From: Michael Cecil <macecil () comcast net>
Date: Mon, 20 Dec 2004 14:53:58 -0600

Mark Reis wrote:

Being at a University, I get to deal with my fair share of compromised machines. Over the past year or so, I've started to notice that hackers are getting smarter along with Microsoft making things more complicated with XP SP2. I'm hoping that other members of this list might be able to help resolve or know of a work around.

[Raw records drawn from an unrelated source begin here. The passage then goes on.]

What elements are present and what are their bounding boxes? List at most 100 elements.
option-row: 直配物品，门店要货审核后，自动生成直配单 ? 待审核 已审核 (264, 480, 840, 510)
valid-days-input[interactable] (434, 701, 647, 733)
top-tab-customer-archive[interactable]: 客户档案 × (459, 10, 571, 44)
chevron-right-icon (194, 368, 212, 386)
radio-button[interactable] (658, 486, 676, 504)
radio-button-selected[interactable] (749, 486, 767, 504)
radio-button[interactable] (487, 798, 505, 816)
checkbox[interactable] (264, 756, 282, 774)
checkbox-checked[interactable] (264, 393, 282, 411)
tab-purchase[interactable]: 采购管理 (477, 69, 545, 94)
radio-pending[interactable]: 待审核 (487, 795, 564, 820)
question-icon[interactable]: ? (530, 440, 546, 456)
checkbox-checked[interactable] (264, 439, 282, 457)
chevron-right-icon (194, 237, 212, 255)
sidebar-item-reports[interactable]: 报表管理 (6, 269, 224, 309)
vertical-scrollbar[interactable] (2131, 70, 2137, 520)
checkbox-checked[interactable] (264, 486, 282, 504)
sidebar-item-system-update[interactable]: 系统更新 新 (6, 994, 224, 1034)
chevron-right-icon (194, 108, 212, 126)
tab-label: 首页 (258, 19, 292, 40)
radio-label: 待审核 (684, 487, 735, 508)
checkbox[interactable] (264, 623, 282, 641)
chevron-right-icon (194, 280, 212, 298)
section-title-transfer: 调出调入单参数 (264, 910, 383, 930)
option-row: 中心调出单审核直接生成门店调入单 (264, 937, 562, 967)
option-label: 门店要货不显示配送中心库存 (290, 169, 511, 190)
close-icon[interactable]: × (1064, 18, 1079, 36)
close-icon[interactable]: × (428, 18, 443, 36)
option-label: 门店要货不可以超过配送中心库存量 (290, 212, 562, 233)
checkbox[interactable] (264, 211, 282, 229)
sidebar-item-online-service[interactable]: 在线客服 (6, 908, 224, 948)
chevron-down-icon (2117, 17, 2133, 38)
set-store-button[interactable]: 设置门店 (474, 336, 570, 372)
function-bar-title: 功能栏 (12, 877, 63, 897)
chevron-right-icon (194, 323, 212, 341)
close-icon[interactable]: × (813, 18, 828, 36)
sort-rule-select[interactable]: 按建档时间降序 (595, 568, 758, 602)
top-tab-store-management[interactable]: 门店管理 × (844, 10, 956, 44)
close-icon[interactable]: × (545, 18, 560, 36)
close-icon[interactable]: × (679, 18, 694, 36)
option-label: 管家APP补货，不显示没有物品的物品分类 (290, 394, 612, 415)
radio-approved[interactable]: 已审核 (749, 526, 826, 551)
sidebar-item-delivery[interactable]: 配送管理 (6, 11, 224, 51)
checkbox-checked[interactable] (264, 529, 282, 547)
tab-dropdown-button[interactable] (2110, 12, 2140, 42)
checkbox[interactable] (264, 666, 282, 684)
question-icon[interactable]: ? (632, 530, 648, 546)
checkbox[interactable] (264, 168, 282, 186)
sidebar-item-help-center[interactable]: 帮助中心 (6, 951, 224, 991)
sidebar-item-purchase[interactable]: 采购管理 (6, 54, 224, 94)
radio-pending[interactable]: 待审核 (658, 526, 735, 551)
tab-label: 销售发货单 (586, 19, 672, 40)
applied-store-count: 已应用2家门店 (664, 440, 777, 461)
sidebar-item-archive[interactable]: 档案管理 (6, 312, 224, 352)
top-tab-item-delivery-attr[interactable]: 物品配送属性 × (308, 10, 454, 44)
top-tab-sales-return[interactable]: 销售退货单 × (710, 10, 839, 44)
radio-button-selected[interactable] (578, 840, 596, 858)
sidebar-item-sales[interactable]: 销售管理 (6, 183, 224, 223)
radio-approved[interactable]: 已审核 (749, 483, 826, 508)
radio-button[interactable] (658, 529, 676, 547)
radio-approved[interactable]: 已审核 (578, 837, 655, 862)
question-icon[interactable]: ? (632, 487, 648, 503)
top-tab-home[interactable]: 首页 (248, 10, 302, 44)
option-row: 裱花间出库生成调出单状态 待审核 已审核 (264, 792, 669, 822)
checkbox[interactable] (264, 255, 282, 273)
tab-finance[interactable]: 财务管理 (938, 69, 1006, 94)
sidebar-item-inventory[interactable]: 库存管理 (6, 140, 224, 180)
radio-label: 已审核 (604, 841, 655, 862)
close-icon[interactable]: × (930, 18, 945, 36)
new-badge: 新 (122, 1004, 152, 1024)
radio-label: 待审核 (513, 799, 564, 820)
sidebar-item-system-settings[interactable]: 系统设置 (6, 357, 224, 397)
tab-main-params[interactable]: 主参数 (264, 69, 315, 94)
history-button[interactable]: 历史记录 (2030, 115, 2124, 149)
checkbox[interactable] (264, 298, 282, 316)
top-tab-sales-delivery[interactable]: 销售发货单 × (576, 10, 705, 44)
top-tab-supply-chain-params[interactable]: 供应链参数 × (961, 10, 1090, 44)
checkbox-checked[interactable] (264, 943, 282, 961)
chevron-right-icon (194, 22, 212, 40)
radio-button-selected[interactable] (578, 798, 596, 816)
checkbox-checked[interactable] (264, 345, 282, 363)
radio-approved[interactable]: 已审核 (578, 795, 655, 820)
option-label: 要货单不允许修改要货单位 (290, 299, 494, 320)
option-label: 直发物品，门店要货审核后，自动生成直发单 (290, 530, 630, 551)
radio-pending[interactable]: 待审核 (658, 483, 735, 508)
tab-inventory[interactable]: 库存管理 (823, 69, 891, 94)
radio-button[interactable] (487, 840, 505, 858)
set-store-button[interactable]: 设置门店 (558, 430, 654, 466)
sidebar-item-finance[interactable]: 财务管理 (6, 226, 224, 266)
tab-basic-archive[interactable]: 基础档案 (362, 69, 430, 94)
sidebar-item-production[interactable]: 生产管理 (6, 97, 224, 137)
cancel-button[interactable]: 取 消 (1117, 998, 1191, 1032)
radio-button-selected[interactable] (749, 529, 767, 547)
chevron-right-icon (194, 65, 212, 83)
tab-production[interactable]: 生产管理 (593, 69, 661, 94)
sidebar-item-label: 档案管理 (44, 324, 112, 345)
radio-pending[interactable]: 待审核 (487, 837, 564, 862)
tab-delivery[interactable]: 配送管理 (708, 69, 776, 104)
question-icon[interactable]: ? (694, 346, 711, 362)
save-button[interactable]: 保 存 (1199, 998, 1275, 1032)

I'm not interested in discussion in how to secure these machines, I do what I can within the inherent bureaucracy of the system. :)

Hidden files:

One of the most common things I see is hackers hiding a FTP server for questionable material in the RECYCLER. Assume that I am logged in as the local administrator, the machine is disconnected from the network, and explorer has been set to show all files. The offending process has been found and removed, and I'd like to analyze the ftp server. The default behavior of Windows XP is to hide the contents of the C:\RECYCLER\UID. Prior to XP SP2, I used to be able to go through the c$ share and see the contents via \\machine\c$\recycler\UID. However with XP SP2, this option was removed. Ultimately, I now need to download and use cygwin to list the directory contents.

Does anyone know how to get XP to show *everything* - The same thing applies to XP hiding the IE cache.

Could you just log in with Remote Desktop to do your stuff?

Hidden Process:

A machine was recently compromised and the only way I was aware of this was by doing an nmap port scan of the system. NMAP 3.75 showed a ftp server on a non-standard port. Using ncftp, I was able to connect to this server.

ncftp -P 1475 compromised machine -u anonymous
NcFTP 3.1.7 (Jan 07, 2004) by Mike Gleason (http://www.NcFTP.com/contact/).
Connecting to ....
FTP Server ready.
Login incorrect.
Sleeping 20 seconds...

However, when in front of the machine, I've run Active Ports, Fport and TCPView. None of which list a process as listening on that port. I even downloaded fresh version of each and tried again. No luck. This is quite disturbing...

Does anyone have a suggestion on how to determine what process this is?

Have you tried Process Explorer from http://www.sysinternals.com/?

If all else fails you could image the machine and then on your work machine compare the new image with your rollout image, assuming you use one for redoing these machines when they get too crufted up.